Un autre type d’immunothérapie
Schématiquement, l’immunothérapie dans le mélanome malin a pour but de restaurer la fonction immunitaire des lymphocytes T. L’ipilimumab, un anticorps monoclonal qui agit contre une protéine exprimée à la surface de ces cellules (CTLA-4) empêchant leur prolifération et leur action antitumorale a été l’un des premiers à être testé avec succès chez les patients atteints de mélanome avancé. Mais il semble que son effet puisse s’amoindrir avec le temps et d’autres voies sont explorées.

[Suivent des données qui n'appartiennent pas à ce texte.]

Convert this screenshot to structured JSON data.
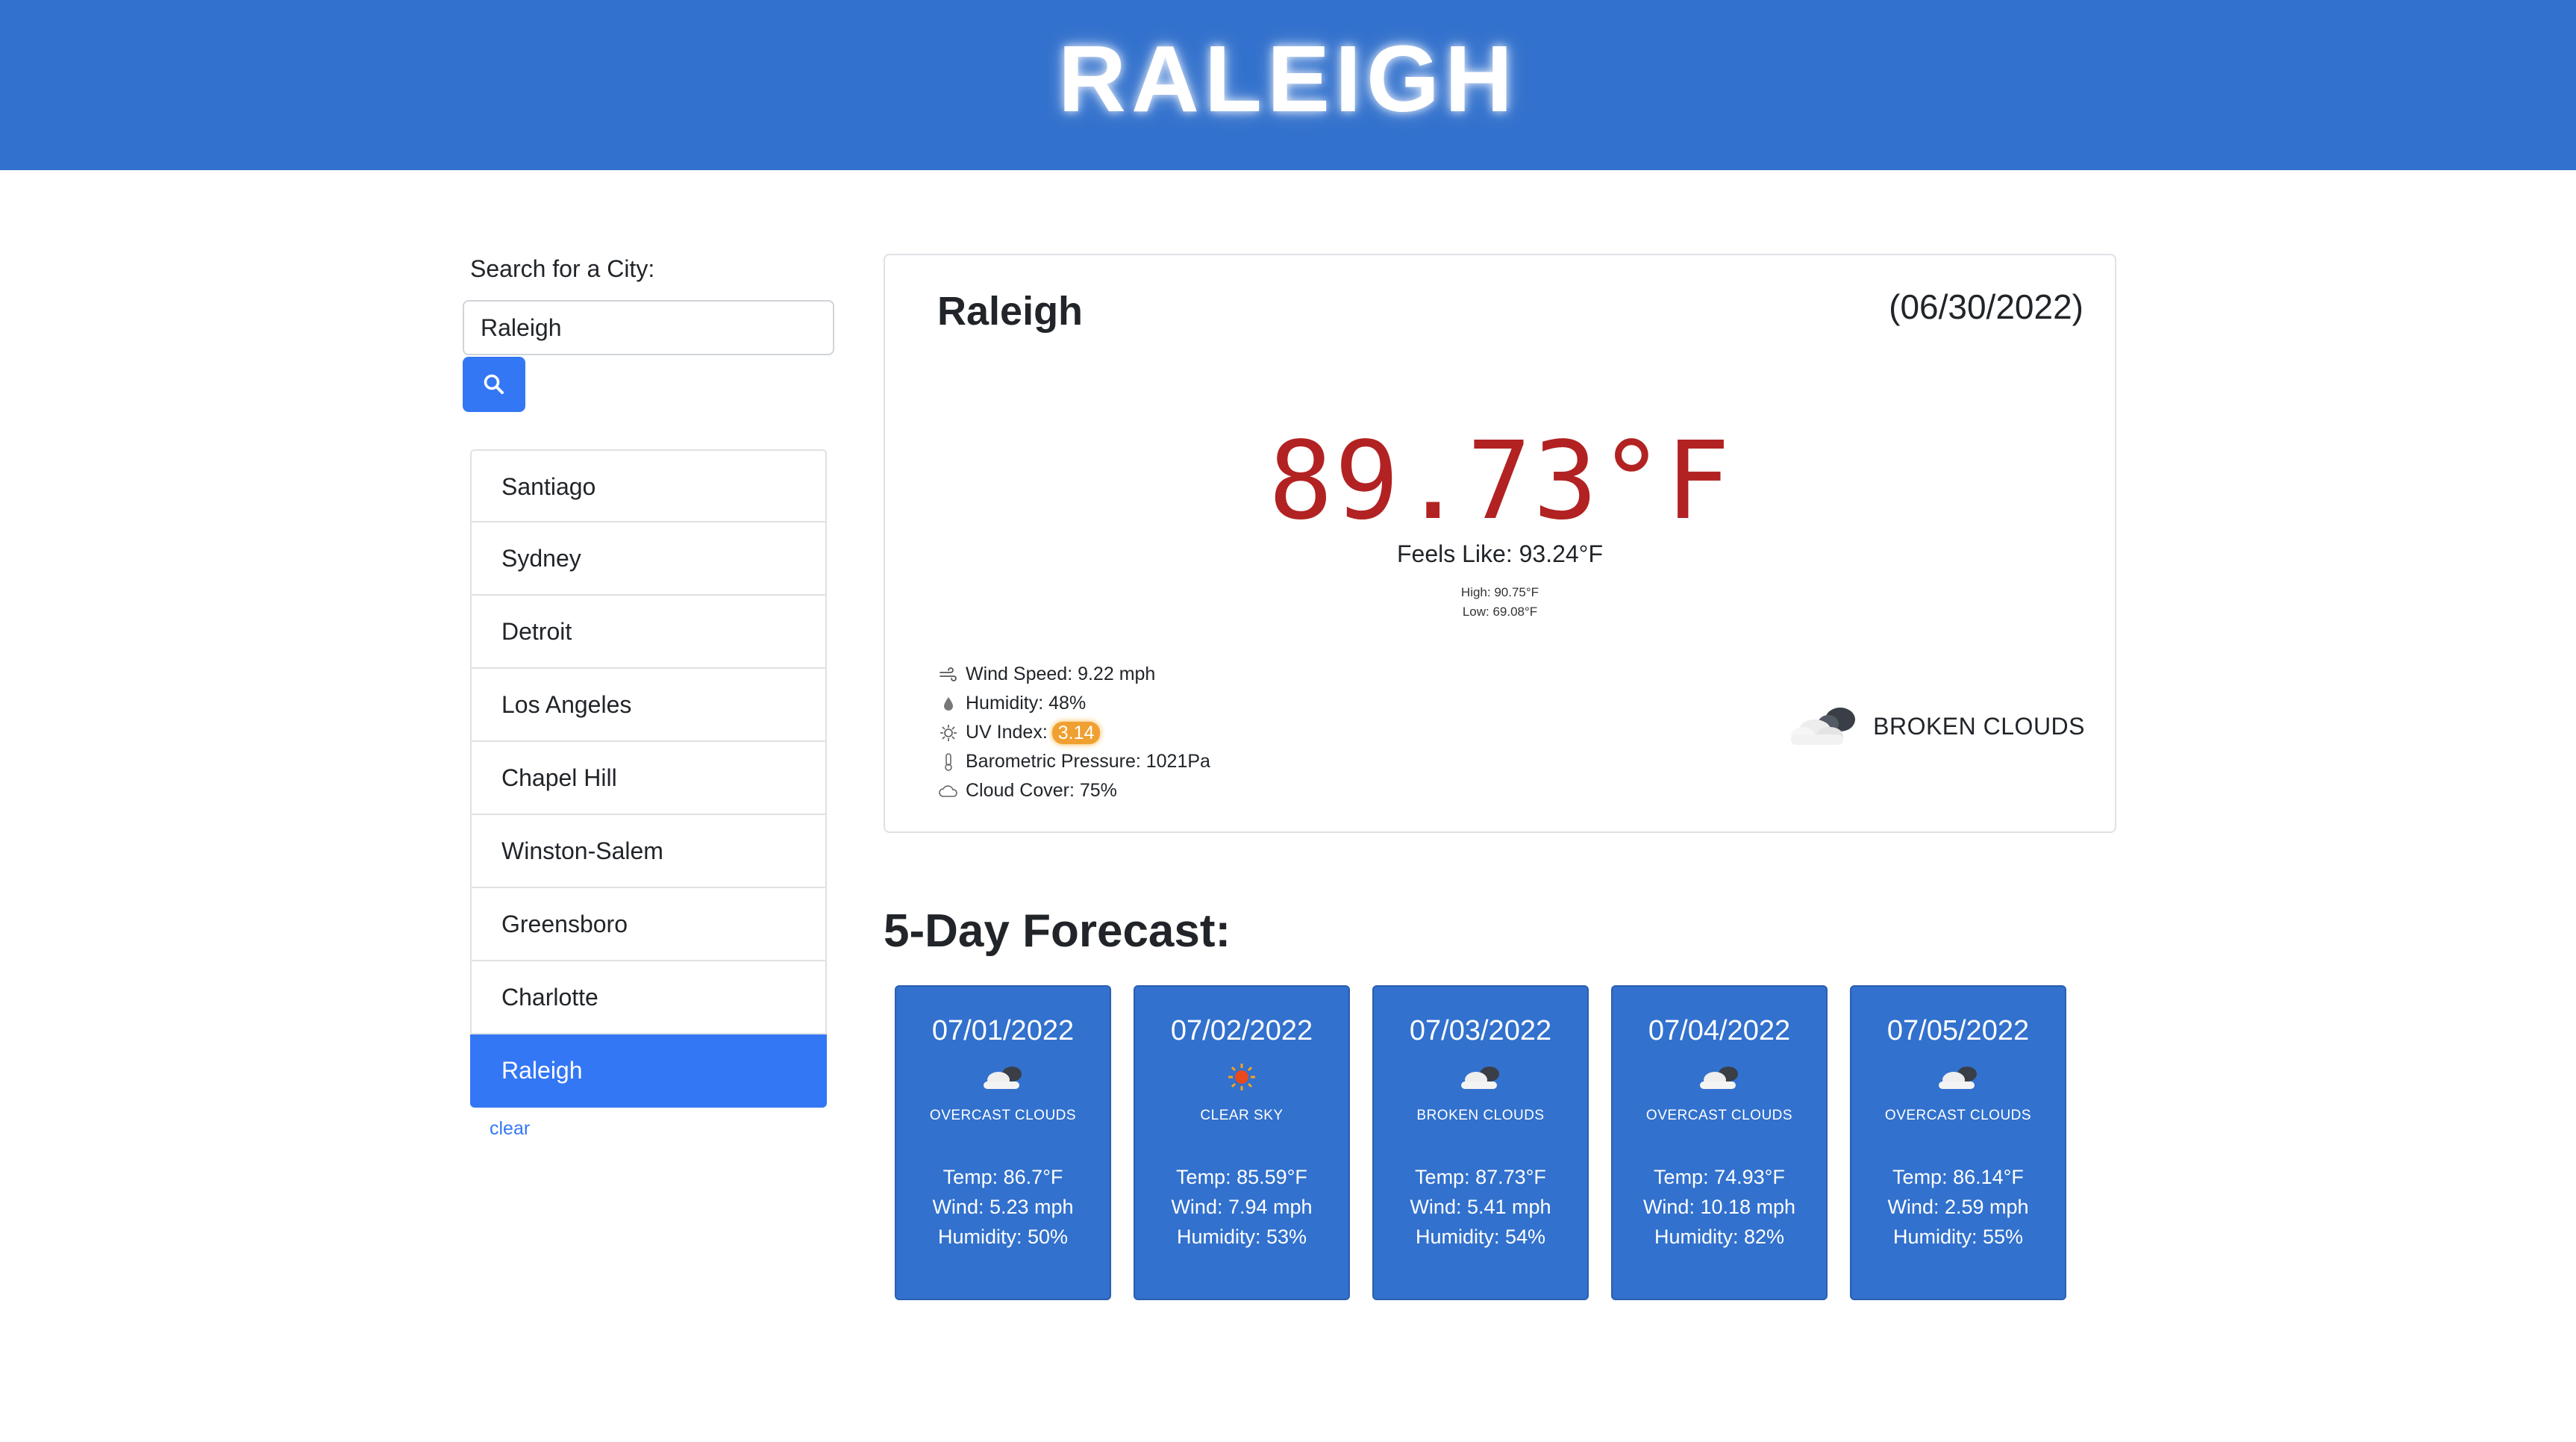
{
  "header": {
    "title": "RALEIGH"
  },
  "search": {
    "label": "Search for a City:",
    "value": "Raleigh",
    "button_icon": "search-icon"
  },
  "history": {
    "cities": [
      "Santiago",
      "Sydney",
      "Detroit",
      "Los Angeles",
      "Chapel Hill",
      "Winston-Salem",
      "Greensboro",
      "Charlotte",
      "Raleigh"
    ],
    "active": "Raleigh",
    "clear_label": "clear"
  },
  "current": {
    "city": "Raleigh",
    "date": "(06/30/2022)",
    "temp": "89.73°F",
    "feels_like": "Feels Like: 93.24°F",
    "high": "High: 90.75°F",
    "low": "Low: 69.08°F",
    "details": {
      "wind": "Wind Speed: 9.22 mph",
      "humidity": "Humidity: 48%",
      "uv_label": "UV Index:",
      "uv_value": "3.14",
      "pressure": "Barometric Pressure: 1021Pa",
      "cloud": "Cloud Cover: 75%"
    },
    "conditions": "BROKEN CLOUDS",
    "conditions_icon": "broken-clouds-icon"
  },
  "forecast": {
    "title": "5-Day Forecast:",
    "days": [
      {
        "date": "07/01/2022",
        "icon": "overcast-clouds-icon",
        "desc": "OVERCAST CLOUDS",
        "temp": "Temp: 86.7°F",
        "wind": "Wind: 5.23 mph",
        "humidity": "Humidity: 50%"
      },
      {
        "date": "07/02/2022",
        "icon": "clear-sky-icon",
        "desc": "CLEAR SKY",
        "temp": "Temp: 85.59°F",
        "wind": "Wind: 7.94 mph",
        "humidity": "Humidity: 53%"
      },
      {
        "date": "07/03/2022",
        "icon": "broken-clouds-icon",
        "desc": "BROKEN CLOUDS",
        "temp": "Temp: 87.73°F",
        "wind": "Wind: 5.41 mph",
        "humidity": "Humidity: 54%"
      },
      {
        "date": "07/04/2022",
        "icon": "overcast-clouds-icon",
        "desc": "OVERCAST CLOUDS",
        "temp": "Temp: 74.93°F",
        "wind": "Wind: 10.18 mph",
        "humidity": "Humidity: 82%"
      },
      {
        "date": "07/05/2022",
        "icon": "overcast-clouds-icon",
        "desc": "OVERCAST CLOUDS",
        "temp": "Temp: 86.14°F",
        "wind": "Wind: 2.59 mph",
        "humidity": "Humidity: 55%"
      }
    ]
  },
  "colors": {
    "banner": "#3271cd",
    "accent": "#3477f5",
    "temp": "#b22222",
    "uv_badge": "#f0a030"
  }
}
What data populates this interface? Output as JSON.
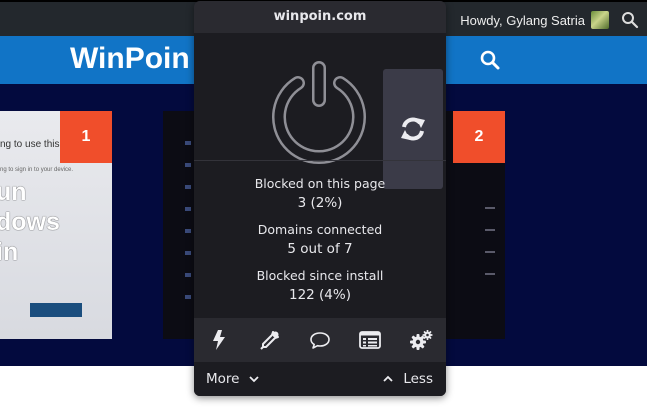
{
  "adminbar": {
    "greeting": "Howdy, Gylang Satria"
  },
  "site": {
    "logo": "WinPoin"
  },
  "articles": [
    {
      "badge": "1",
      "small_text": "ng to use this",
      "tiny_text": "ng to sign in to your device.",
      "big_text": "un\ndows\nin"
    },
    {
      "badge": "2"
    }
  ],
  "popup": {
    "hostname": "winpoin.com",
    "stats": [
      {
        "label": "Blocked on this page",
        "value": "3 (2%)"
      },
      {
        "label": "Domains connected",
        "value": "5 out of 7"
      },
      {
        "label": "Blocked since install",
        "value": "122 (4%)"
      }
    ],
    "tools": [
      "bolt-icon",
      "eyedropper-icon",
      "speech-bubble-icon",
      "list-icon",
      "gears-icon"
    ],
    "footer": {
      "more": "More",
      "less": "Less"
    }
  }
}
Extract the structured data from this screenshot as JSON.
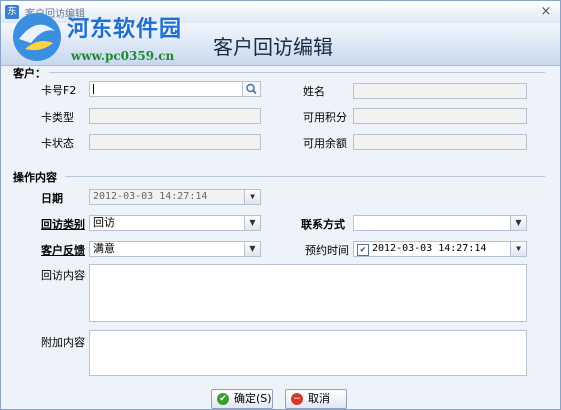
{
  "window": {
    "title": "客户回访编辑",
    "app_icon": "东",
    "close": "×"
  },
  "header": {
    "logo_text": "河东软件园",
    "logo_url": "www.pc0359.cn",
    "title": "客户回访编辑"
  },
  "customer": {
    "section_label": "客户：",
    "card_no_label": "卡号F2",
    "card_no_value": "",
    "name_label": "姓名",
    "card_type_label": "卡类型",
    "points_label": "可用积分",
    "card_status_label": "卡状态",
    "balance_label": "可用余额"
  },
  "operation": {
    "section_label": "操作内容",
    "date_label": "日期",
    "date_value": "2012-03-03 14:27:14",
    "visit_type_label": "回访类别",
    "visit_type_value": "回访",
    "contact_label": "联系方式",
    "contact_value": "",
    "feedback_label": "客户反馈",
    "feedback_value": "满意",
    "appointment_label": "预约时间",
    "appointment_checked": true,
    "appointment_value": "2012-03-03 14:27:14",
    "visit_content_label": "回访内容",
    "extra_content_label": "附加内容"
  },
  "buttons": {
    "ok_label": "确定(S)",
    "cancel_label": "取消(C)"
  },
  "icons": {
    "ok": "check-icon",
    "cancel": "minus-icon",
    "search": "magnifier-icon",
    "dropdown": "chevron-down-icon"
  },
  "colors": {
    "header_title": "#1a2a44",
    "logo_text": "#1e6fd0",
    "logo_url": "#1f8a2e",
    "ok_icon": "#3f9b2e",
    "cancel_icon": "#d43a2a"
  }
}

Des anticorps monoclonaux humanisés dirigés contre un récepteur exprimé par les cellules T stimulées par un antigène et inhibant alors leur prolifération et leur cytotoxicité, le PD-1 (programmed death 1 receptor) ont été développés parmi lesquels le nivolumab. Administré à des patients dont le mélanome continuait de progresser sous ipilimumab et inhibiteur de BRAF, il prolonge significativement leur survie sans progression et leur survie globale par rapport à des malades qui ne reçoivent qu’une chimiothérapie classique, et avec moins d’effets secondaires.
La stratégie virale
Depuis des décennies, on sait que certains virus sont capables de détruire les cellules cancéreuses. Avec les progrès technologiques et biologiques, il est désormais possible d’envisager un traitement « oncolytique » des tumeurs avec des virus conçus pour infecter spécifiquement les cellules tumorales mais non toxiques pour les cellules saines. Au congrès de l’ESMO, l’efficacité potentielle d’un virus proche de celui de l’herpès (Talimogene laherparepvec ou T-VEC) élaboré pour se répliquer dans la tumeur (et la détruire) et augmenter la réponse immunitaire en produisant du GM CSF (granulocyte macrophage colony stimulating factor) a été beaucoup commentée. Le traitement est destiné aux patients souffrant d’un mélanome non opérable avec des métastases régionales et à distance. Il est injecté dans les lésions elles-mêmes. Le taux de réponse obtenu est supérieur à celui observé après GM-CSF seul, la durée de survie est augmentée et la tolérance satisfaisante.